Cindy Lou, who ran the restaurant inside the museum before it closed, knows there’s a community waiting and willing. She hosts country concerts near the train tracks in the summer that sometimes draw as many as 400 people. And she has friends like Hyland, a sign maker, who know this could be the first step toward turning their town around. If the government reverses historical designation on the building, the museum might change ownership and re-open the saloon, and if enough people visit the saloon, the line to Santa Fe might spring back to life.
Wefunder met Cindy Lou, Butch, and Tom on the second day of our 10-day, 5-city, cross-country train trip. We spent our first night in Santa Fe, where we co-hosted an event with our friends at Meow Wolf, then took a bus to Lamy in order to start a 17-hour ride to Kansas City.
At the Meow Wolf event, we not only got to tour their incredible, mind-altering House of Eternal Return, but also meet founders and investors from all over New Mexico. We learned about companies working on space infrastructure, climate change solutions, socially-conscious filmmaking, and more.

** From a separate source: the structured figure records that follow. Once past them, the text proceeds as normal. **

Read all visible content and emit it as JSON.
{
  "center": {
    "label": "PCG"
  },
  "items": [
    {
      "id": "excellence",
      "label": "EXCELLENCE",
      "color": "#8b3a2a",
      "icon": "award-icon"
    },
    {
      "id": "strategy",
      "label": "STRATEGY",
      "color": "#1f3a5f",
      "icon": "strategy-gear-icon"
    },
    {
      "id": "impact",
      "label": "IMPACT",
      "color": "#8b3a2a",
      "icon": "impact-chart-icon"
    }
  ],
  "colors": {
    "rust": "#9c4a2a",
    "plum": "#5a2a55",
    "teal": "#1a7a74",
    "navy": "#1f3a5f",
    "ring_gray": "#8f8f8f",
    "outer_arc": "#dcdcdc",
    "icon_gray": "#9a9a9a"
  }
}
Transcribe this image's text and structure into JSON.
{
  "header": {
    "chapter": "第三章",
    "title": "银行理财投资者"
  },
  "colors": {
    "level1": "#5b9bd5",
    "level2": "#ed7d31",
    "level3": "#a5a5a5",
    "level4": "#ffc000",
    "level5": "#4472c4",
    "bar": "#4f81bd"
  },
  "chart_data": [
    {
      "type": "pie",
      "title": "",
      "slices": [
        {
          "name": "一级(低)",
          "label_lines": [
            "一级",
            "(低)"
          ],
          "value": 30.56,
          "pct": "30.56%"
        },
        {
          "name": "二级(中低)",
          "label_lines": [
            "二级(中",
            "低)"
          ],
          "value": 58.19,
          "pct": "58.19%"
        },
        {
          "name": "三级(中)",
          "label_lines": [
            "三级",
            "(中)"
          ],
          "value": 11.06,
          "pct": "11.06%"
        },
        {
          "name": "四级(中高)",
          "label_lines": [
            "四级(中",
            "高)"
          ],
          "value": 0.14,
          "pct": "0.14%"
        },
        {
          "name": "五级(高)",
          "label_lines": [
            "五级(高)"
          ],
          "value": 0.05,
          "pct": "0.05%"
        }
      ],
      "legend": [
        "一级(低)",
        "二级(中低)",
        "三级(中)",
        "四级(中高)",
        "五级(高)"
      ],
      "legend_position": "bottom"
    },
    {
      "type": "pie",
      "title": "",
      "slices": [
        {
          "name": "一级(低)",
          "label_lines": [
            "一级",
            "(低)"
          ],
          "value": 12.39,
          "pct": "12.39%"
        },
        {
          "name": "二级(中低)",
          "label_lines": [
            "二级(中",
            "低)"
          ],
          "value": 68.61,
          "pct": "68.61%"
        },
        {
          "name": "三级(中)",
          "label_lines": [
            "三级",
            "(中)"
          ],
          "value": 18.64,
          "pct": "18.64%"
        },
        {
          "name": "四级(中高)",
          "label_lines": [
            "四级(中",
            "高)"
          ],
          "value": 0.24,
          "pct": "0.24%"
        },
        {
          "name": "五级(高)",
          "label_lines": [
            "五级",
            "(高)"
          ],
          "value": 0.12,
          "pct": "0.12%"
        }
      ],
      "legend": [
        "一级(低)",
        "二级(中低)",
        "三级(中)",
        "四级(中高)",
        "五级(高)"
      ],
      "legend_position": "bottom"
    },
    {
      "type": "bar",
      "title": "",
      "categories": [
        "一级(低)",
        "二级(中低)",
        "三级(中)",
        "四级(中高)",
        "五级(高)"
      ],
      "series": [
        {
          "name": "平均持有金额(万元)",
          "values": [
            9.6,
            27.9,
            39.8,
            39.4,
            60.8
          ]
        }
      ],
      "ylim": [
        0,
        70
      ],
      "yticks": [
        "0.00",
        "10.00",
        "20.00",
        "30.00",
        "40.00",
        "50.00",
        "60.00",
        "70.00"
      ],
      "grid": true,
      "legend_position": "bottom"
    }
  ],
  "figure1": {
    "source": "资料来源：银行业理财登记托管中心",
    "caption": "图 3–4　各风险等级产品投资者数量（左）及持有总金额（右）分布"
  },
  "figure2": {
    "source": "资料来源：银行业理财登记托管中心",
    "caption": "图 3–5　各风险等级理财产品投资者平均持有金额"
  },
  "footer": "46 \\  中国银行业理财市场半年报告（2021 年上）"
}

These relationships, as well as the ones made in Lamy, are the reason we’re on this trip. For all its innovation and money, Silicon Valley has made itself into a very real bubble. We've found that it’s one thing to work with companies across the country remotely, but quite another to meet them in person, in their own states, their own comfort zones, and feel that energy face-to-face.
We don’t have train car turned snack shop trying to revitalize a community in San Francisco, but maybe we should. The spirit of entrepreneurship is alive in this country. We just need to be paying attention.